At the heart of the EU has been the relationship between France and Germany. Differences of opinion over the approach to Ukraine, Russia (National Rally has historically had a strong relationship with Russia) and China have the potential to fracture what has been described as the “engine” of the EU.
Germany, with stronger ties to China’s economy than the rest of Europe, would be even more targeted by Beijing, which has already been trying to exploit the differences within Europe to forestall trade sanctions.
With Trump pledging, again, to make allies pay for a US military presence (he sees defence relationships in purely transactional and commercial terms), it isn’t just Europe where tensions could arise, again.
Key US allies in the Asia Pacific such as Japan and South Korea would also find themselves faced with the same threat of either paying, directly or indirectly, for a US military presence or having the troops withdrawn. On top of the baseline tariffs that all Asian economies outside China would face, the threat of a fracturing of military and trade alliances in the region would also please China and North Korea.
Trump’s economically illiterate convictions that trade wars are good and easy to win, that a trade deficit is a signal that America is being ripped off, and that those on whom tariffs are being levied pay the duties (rather than, as most respectable analyses have concluded, American consumers) mean a new round of tit-for-tat trade wars is inevitable if he wins the November election.
His trade policies would damage not just China’s economy but the global economy and drive up inflation rates in the US and elsewhere.
They would also have a significant impact on the global response to climate change.

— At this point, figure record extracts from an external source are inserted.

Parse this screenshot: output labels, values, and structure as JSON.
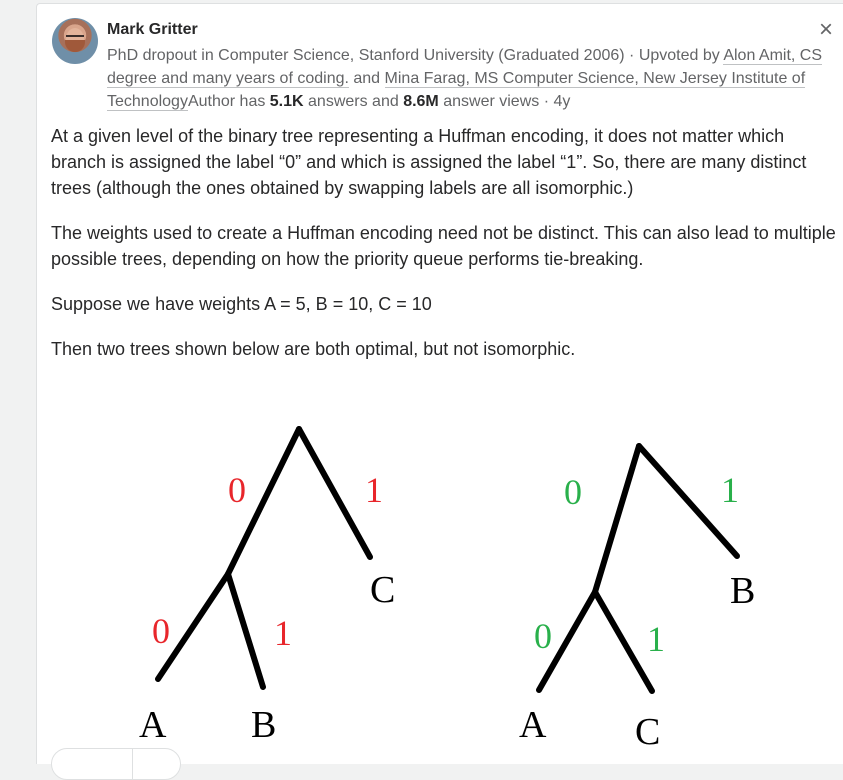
{
  "header": {
    "author_name": "Mark Gritter",
    "cred_intro": "PhD dropout in Computer Science, Stanford University (Graduated 2006) · Upvoted by",
    "upvoter1": "Alon Amit, CS degree and many years of coding.",
    "cred_and": " and ",
    "upvoter2": "Mina Farag, MS Computer Science, New Jersey Institute of Technology",
    "author_has": "Author has ",
    "answers_count": "5.1K",
    "answers_label": " answers and ",
    "views_count": "8.6M",
    "views_label": " answer views · 4y",
    "close_glyph": "×"
  },
  "body": {
    "p1": "At a given level of the binary tree representing a Huffman encoding, it does not matter which branch is assigned the label “0” and which is assigned the label “1”. So, there are many distinct trees (although the ones obtained by swapping labels are all isomorphic.)",
    "p2": "The weights used to create a Huffman encoding need not be distinct. This can also lead to multiple possible trees, depending on how the priority queue performs tie-breaking.",
    "p3": "Suppose we have weights A = 5, B = 10, C = 10",
    "p4": "Then two trees shown below are both optimal, but not isomorphic."
  },
  "figure": {
    "tree1": {
      "edge_color": "#e8262b",
      "labels": {
        "root_left": "0",
        "root_right": "1",
        "sub_left": "0",
        "sub_right": "1"
      },
      "leaves": {
        "left": "A",
        "mid": "B",
        "right": "C"
      }
    },
    "tree2": {
      "edge_color": "#29b04b",
      "labels": {
        "root_left": "0",
        "root_right": "1",
        "sub_left": "0",
        "sub_right": "1"
      },
      "leaves": {
        "left": "A",
        "mid": "C",
        "right": "B"
      }
    }
  }
}
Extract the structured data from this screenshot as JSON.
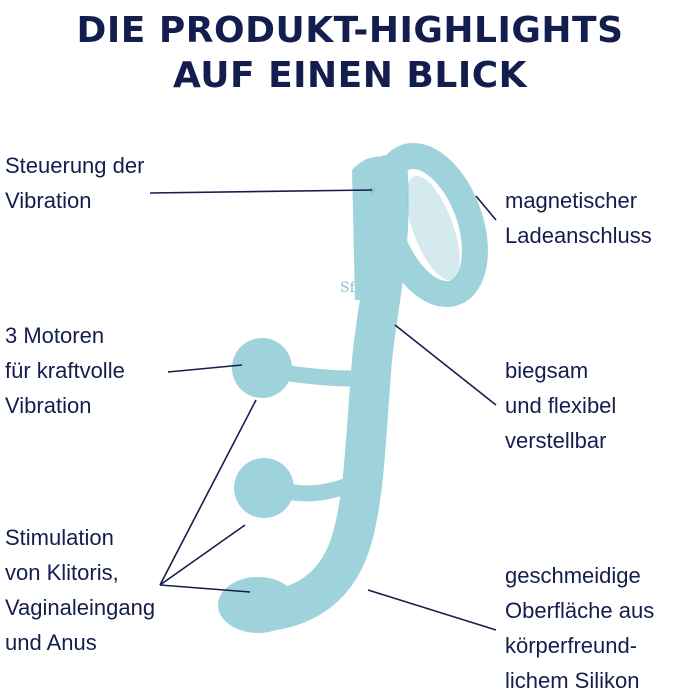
{
  "title": {
    "line1": "DIE PRODUKT-HIGHLIGHTS",
    "line2": "AUF EINEN BLICK"
  },
  "colors": {
    "text": "#141e4e",
    "product": "#9fd3dc",
    "product_shade": "#86c3cd"
  },
  "labels": {
    "control": [
      "Steuerung der",
      "Vibration"
    ],
    "motors": [
      "3 Motoren",
      "für kraftvolle",
      "Vibration"
    ],
    "stimulation": [
      "Stimulation",
      "von Klitoris,",
      "Vaginaleingang",
      "und Anus"
    ],
    "charging": [
      "magnetischer",
      "Ladeanschluss"
    ],
    "flexible": [
      "biegsam",
      "und flexibel",
      "verstellbar"
    ],
    "surface": [
      "geschmeidige",
      "Oberfläche aus",
      "körperfreund-",
      "lichem Silikon"
    ]
  }
}
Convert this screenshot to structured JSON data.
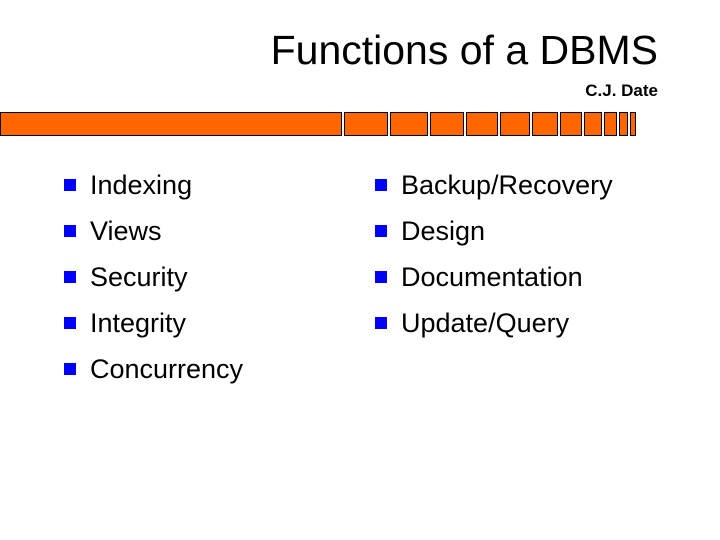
{
  "slide": {
    "title": "Functions of a DBMS",
    "subtitle": "C.J. Date"
  },
  "colors": {
    "accent_bar": "#ff6600",
    "bullet": "#0000ff"
  },
  "left_items": [
    "Indexing",
    "Views",
    "Security",
    "Integrity",
    "Concurrency"
  ],
  "right_items": [
    "Backup/Recovery",
    "Design",
    "Documentation",
    "Update/Query"
  ]
}
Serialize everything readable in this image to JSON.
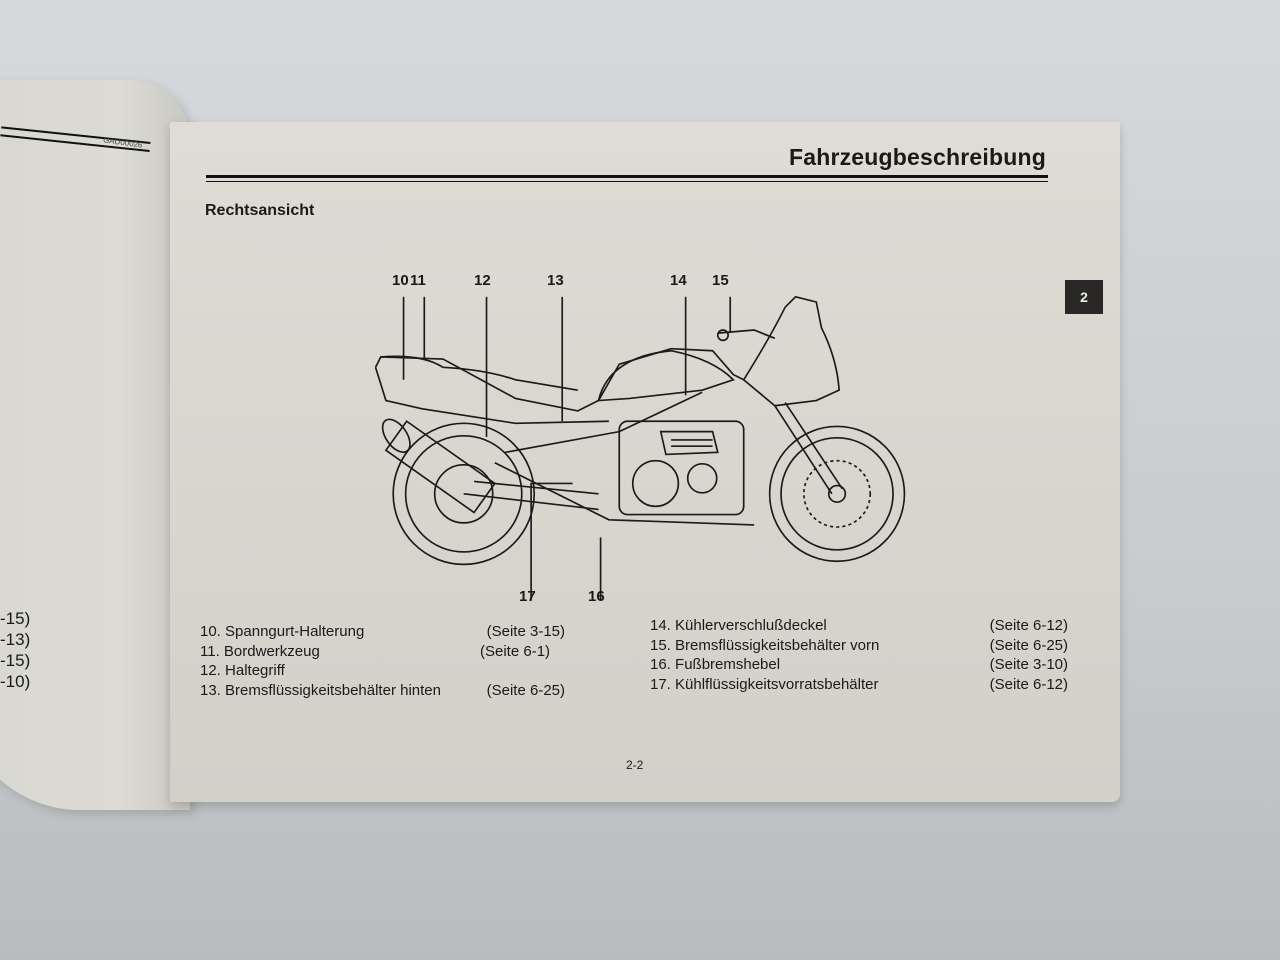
{
  "left_page": {
    "code": "GAU00026",
    "page_refs_cut": [
      "-15)",
      "-13)",
      "-15)",
      "-10)"
    ]
  },
  "right_page": {
    "chapter_title": "Fahrzeugbeschreibung",
    "section_title": "Rechtsansicht",
    "chapter_tab": "2",
    "page_number": "2-2",
    "figure": {
      "subject": "motorcycle-right-side-view",
      "callouts_top": [
        "10",
        "11",
        "12",
        "13",
        "14",
        "15"
      ],
      "callouts_bottom": [
        "17",
        "16"
      ]
    },
    "legend_left": [
      {
        "number": "10.",
        "name": "Spanngurt-Halterung",
        "page": "(Seite 3-15)"
      },
      {
        "number": "11.",
        "name": "Bordwerkzeug",
        "page": "(Seite 6-1)"
      },
      {
        "number": "12.",
        "name": "Haltegriff",
        "page": ""
      },
      {
        "number": "13.",
        "name": "Bremsflüssigkeitsbehälter hinten",
        "page": "(Seite 6-25)"
      }
    ],
    "legend_right": [
      {
        "number": "14.",
        "name": "Kühlerverschlußdeckel",
        "page": "(Seite 6-12)"
      },
      {
        "number": "15.",
        "name": "Bremsflüssigkeitsbehälter vorn",
        "page": "(Seite 6-25)"
      },
      {
        "number": "16.",
        "name": "Fußbremshebel",
        "page": "(Seite 3-10)"
      },
      {
        "number": "17.",
        "name": "Kühlflüssigkeitsvorratsbehälter",
        "page": "(Seite 6-12)"
      }
    ]
  }
}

Trump and his advisers have made no secret of their antipathy to Biden’s heavily green-tinged Inflation Reduction Act, with its $US360 billion ($539 billion) subsidies for green technologies such as electric vehicles and solar and their supply chains.
While Trump, in his initial term, was concerned about securing America’s supply of critical minerals and signed an executive order in 2017 to that effect, his was a policy directed at encouraging domestic supply rather than, as Biden has done, effectively including America’s free trade partners in the attempt to diversify America’s access to critical minerals away from its reliance on China.
Trump has made it clear that he detests Biden’s environmental policies (he wants a boom in fossil-fuel production) and Biden’s encouragement of the take-up of electric vehicles in particular.
The tax credits for EVs and solar, and investment incentives for their manufacturers, would be targeted by a second Trump administration, which would impact their take-up and the demand for the critical minerals, including lithium, nickel, cobalt and copper, used to produce them.
That, of course, would have implications for Australia and the multibillion dollars of funding the Albanese government has earmarked for boosting the production of critical minerals as part of its “Future Made in Australia” strategy.
Before Thursday’s debate, the outcome of the US election looked tight, with Biden having a realistic chance of retaining the presidency.
After Thursday, the rest of the world will have to take the threat of Trump 2.0 and an administration more determined – and better prepared than it was in 2016 – to change the nature of America’s relationships with the rest of the world even more seriously.
It’s an unsettling prospect for any of America’s allies and trading partners.